Consider, if you will, that irritability and anger are just as valid symptoms of depression, even though we don’t seem to picture it that way.
If you pick up what is often called the “bible of psychiatry,” the Diagnostic and Statistical Manual of Mental Disorders, you’ll find that the list of core symptoms for major depression doesn’t include anger.
“It’s not included at all in the adult classification of depression,” says Dr. Maurizio Fava, a psychiatrist at Massachusetts General Hospital and a professor at Harvard Medical School.
But he points out that irritability — a reduced control over one’s temper that results in angry outbursts — is listed as a core symptom of depression for children and adolescents.

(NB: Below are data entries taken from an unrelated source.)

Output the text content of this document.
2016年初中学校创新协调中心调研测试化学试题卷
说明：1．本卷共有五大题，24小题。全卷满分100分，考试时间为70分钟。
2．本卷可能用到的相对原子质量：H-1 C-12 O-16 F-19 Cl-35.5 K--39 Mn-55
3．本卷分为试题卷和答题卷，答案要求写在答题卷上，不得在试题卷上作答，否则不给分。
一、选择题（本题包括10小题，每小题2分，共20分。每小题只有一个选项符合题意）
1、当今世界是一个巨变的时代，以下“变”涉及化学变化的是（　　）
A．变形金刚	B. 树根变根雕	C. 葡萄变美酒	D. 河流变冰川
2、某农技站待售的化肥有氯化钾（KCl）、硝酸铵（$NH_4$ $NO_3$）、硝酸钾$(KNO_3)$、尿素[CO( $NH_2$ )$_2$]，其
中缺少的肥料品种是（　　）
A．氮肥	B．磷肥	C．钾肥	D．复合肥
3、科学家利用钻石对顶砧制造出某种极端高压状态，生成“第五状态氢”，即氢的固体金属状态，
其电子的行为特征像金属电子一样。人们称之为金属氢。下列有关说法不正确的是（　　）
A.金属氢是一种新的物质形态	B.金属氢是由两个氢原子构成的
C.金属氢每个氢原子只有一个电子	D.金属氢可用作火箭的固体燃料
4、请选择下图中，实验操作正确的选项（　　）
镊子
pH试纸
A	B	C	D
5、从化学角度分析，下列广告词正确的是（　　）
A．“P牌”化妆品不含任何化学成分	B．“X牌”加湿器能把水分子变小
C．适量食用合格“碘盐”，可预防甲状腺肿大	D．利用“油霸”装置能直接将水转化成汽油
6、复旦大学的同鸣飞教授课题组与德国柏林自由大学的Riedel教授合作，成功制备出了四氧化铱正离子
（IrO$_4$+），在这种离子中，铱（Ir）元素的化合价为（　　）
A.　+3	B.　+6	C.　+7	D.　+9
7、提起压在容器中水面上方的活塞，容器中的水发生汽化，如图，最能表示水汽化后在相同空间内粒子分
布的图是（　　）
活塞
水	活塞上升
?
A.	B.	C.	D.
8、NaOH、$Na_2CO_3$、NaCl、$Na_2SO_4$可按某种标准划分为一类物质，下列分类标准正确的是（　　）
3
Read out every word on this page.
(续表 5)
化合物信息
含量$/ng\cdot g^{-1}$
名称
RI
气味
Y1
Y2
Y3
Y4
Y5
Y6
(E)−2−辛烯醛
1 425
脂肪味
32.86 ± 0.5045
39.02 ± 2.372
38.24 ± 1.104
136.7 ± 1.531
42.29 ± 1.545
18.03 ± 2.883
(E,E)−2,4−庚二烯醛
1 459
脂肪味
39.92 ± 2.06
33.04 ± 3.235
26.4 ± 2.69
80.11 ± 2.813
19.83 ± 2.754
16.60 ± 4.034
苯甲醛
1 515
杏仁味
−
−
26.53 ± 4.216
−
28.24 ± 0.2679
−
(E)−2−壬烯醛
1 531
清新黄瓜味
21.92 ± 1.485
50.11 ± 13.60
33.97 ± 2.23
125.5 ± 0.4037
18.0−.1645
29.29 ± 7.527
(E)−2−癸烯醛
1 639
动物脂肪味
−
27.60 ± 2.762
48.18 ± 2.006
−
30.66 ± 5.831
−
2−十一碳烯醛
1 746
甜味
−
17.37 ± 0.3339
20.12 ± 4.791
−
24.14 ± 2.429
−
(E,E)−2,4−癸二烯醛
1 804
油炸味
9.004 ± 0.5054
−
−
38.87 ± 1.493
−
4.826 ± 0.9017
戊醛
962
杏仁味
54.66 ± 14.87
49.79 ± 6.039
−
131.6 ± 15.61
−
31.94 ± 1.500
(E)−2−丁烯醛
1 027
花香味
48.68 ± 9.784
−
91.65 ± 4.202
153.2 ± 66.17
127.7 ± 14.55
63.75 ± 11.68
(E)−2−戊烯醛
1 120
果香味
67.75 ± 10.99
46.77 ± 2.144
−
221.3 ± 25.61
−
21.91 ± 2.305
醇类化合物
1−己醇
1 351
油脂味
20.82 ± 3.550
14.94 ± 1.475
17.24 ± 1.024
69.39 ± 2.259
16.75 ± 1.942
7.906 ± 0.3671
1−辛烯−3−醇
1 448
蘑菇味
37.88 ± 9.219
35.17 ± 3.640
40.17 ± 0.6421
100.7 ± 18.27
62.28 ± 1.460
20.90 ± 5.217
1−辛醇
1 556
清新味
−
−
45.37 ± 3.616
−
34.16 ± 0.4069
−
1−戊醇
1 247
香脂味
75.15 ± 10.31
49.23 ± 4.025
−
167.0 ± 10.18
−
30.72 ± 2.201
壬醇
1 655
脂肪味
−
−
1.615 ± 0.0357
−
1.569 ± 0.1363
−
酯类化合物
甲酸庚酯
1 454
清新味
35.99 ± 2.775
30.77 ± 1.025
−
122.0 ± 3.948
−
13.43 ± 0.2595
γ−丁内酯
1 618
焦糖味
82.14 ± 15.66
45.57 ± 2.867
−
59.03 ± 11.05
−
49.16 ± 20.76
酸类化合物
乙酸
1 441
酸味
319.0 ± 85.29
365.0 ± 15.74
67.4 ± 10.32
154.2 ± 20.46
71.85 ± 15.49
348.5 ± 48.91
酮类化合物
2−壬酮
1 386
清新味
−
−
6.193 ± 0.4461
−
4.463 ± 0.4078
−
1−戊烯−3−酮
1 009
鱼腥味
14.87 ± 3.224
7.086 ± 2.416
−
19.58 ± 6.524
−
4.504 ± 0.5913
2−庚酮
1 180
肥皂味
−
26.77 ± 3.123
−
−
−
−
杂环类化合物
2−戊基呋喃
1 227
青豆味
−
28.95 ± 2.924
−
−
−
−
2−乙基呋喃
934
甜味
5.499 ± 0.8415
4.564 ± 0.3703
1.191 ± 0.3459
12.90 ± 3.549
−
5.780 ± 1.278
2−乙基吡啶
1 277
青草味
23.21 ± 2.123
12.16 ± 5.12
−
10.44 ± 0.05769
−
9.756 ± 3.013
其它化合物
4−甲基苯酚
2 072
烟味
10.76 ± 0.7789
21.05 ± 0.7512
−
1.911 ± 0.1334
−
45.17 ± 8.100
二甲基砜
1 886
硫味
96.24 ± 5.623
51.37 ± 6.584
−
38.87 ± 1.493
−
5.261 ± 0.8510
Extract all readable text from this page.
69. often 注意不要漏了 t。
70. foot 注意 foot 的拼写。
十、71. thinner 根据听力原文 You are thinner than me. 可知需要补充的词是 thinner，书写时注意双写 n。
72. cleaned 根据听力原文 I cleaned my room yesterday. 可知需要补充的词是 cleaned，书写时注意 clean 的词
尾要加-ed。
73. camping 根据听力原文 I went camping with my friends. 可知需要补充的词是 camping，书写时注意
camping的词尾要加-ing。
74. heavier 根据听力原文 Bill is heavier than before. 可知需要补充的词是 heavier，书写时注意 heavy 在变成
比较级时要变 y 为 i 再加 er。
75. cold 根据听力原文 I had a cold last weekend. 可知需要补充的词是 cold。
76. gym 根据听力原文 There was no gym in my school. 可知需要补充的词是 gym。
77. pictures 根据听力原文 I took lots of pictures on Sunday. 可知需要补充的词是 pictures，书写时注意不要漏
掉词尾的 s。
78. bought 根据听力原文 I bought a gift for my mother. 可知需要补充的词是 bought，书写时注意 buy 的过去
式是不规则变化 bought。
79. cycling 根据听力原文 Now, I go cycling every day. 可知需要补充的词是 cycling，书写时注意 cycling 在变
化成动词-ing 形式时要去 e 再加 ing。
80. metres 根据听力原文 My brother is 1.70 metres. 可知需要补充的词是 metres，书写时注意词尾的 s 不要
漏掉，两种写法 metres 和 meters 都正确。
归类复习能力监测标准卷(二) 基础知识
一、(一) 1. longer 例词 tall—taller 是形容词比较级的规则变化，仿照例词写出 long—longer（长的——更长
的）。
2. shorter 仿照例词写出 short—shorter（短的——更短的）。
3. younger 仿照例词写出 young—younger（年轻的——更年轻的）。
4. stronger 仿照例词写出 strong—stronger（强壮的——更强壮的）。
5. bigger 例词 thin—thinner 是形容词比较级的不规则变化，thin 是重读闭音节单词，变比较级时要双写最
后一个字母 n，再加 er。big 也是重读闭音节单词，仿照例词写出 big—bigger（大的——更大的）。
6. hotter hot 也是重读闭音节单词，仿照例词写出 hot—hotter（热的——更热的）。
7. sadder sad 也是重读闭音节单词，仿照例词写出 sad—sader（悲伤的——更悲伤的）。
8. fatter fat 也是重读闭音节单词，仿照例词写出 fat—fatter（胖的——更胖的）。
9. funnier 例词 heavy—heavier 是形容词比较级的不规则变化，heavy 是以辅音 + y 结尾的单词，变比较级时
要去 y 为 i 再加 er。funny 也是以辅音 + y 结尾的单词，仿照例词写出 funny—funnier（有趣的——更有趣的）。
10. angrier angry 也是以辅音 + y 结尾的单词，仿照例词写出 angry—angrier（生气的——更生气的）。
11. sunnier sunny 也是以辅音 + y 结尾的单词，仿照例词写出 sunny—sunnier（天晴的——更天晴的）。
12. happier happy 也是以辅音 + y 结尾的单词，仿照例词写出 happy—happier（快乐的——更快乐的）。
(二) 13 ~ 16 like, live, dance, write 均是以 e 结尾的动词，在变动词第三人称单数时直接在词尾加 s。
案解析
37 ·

It has never made sense to him that it’s not included for adults. “Why would someone who happens to be irritable and angry when depressed as an adolescent suddenly stop being angry at age 18?” he asks.
Dr. Fava’s question is valid. As an angry and sullen teenage boy, I was suffering from depression. I have no doubt about that, even if I didn’t have an official diagnosis at the time. When I turned 18 it didn’t somehow morph into a non-angry version. I was still angry. And, even now one of the first signs that I need to think about whether my depression might be creeping back is that I’m irritable all the time. Not that I stay in bed. (Though that is possible for me too)
The fear, of course, is that by not understanding that anger and irritability might = depression, we are not getting people help who need it.
Research has shown anger is associated with “greater symptom severity and worse treatment response” when it’s part of a mental health condition like depression. That’s why Strongin encourages anyone who is feeling angrier than usual to reach out for help instead of brushing it off.